What is the energy in ATP used for? Biological work requiring energy can be classified into three categories. Category 1. Synthesis of component molecules into forms such as proteins; essential elements of our body called biological macromolecules (including proteins) are synthesized from elemental component molecules such as amino acids. Especially during infancy and stages of early human development, large amounts of energy in ATP is needed to make proteins by linking amino acids. However, adults also need ATP because our body’s proteins become degraded over time and need to be re-synthesized from amino acids (a process called metabolic turn-over). Metabolic turn-over is easily observed on the surface of the small intestine and skin.  Category 2.  ATP energy is needed for vision and motility. This energy is used for muscle contraction within eyes, legs and/or mouth, etc. Category 3. Maintenance of our body’s internal condition and cellular state at constant levels. One typical example is body temperature, maintained at around 36 to 37 degrees. Another example is the concentrations of ions like Na⁺, K⁺, Ca²⁺, etc. within cells and body fluids. The maintenance of such physical conditions is called homeostasis and needs ATP energy.

 At rest, the rates of energy consumption of our body’s internal organs are 38 %, 12 %, 8 %, 6 %, 4 %, and 3 %, for muscle, liver, stomach and kidney, spleen, heart, and brain, respectively. However, once the body becomes active, this order of energy consumption changes. The brain now becomes the top, consuming 20 % of our body’s entire energy consumption. This suggests that without a good breakfast to supply energy to the brain, our activity level may be impaired.  

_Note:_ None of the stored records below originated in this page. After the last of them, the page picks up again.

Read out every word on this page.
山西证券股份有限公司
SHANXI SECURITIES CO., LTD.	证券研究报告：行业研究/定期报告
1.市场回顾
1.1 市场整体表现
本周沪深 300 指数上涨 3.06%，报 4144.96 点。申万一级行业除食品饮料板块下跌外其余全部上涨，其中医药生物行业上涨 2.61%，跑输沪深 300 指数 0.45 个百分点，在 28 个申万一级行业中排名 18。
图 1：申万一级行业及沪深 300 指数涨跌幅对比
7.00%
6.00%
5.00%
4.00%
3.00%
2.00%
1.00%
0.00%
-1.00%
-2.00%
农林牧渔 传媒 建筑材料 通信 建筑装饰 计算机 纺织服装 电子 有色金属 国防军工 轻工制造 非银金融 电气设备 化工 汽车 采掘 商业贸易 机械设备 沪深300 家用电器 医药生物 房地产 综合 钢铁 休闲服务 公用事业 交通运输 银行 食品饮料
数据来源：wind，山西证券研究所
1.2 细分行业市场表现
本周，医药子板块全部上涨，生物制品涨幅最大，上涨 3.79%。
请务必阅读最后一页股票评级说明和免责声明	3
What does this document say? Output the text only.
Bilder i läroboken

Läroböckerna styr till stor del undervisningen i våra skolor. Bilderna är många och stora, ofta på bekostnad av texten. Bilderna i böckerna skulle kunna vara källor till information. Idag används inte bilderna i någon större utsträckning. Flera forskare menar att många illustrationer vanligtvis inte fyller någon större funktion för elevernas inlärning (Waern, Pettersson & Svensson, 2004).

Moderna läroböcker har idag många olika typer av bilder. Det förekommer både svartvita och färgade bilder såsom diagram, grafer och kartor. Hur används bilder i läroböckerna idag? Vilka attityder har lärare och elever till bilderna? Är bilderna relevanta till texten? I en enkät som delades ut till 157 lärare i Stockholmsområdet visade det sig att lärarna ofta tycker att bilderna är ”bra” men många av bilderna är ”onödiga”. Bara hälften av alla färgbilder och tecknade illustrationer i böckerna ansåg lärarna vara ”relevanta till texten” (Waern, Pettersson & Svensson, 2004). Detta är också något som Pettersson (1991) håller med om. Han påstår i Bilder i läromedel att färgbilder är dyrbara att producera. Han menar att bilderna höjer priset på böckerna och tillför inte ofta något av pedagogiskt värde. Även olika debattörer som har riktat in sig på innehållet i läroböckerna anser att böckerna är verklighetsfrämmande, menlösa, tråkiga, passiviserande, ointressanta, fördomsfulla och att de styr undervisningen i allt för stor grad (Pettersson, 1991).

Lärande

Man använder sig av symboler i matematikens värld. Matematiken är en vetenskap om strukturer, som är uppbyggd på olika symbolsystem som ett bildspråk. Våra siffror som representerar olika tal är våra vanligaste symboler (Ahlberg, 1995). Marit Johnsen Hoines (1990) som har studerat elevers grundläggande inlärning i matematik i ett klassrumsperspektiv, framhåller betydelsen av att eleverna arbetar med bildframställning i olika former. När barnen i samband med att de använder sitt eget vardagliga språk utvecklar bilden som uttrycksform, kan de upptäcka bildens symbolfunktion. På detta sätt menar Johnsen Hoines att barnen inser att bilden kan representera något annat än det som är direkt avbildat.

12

Next, let’s take a look at how the energy in ATP is used for biological work. Muscle contraction is a good example. In muscles two proteins are involved in contraction, myosin and actin (Fig.3). Actin are globular proteins linked to each other in a chain-like structure. Myosin are formed as bundles with a part of each myosin molecule protruding in order to bind to an actin. The binding and release between the actin and myosin is reversible. The molecular structure of myosin changes depending on the presence or absence of ATP. Without ATP, a myosin protein will bind to an actin but once myosin binds to ATP, it eventually releases the actin after ATP is broken down. This phenomenon indicates that the energy stored in ATP is used to cause the change of molecular structure of myosin. By the way, the triggers that start and stop muscle contraction are signals from nerve cells. It should be noted that myosin is capable of binding to ATP and also performs an enzymatic activity similar to ATPase by decomposing ATP into ADP and Pi.

Most cases of biological work, including the functions of nerve cells, vision, and hearing, need a protein like myosin which is capable of binding and decomposing ATP. Similar to myosin, the energy in ATP is used for these cases as well. After ATP decomposes, the resulting ADP is restored to ATP by using energy from glucose in our meals.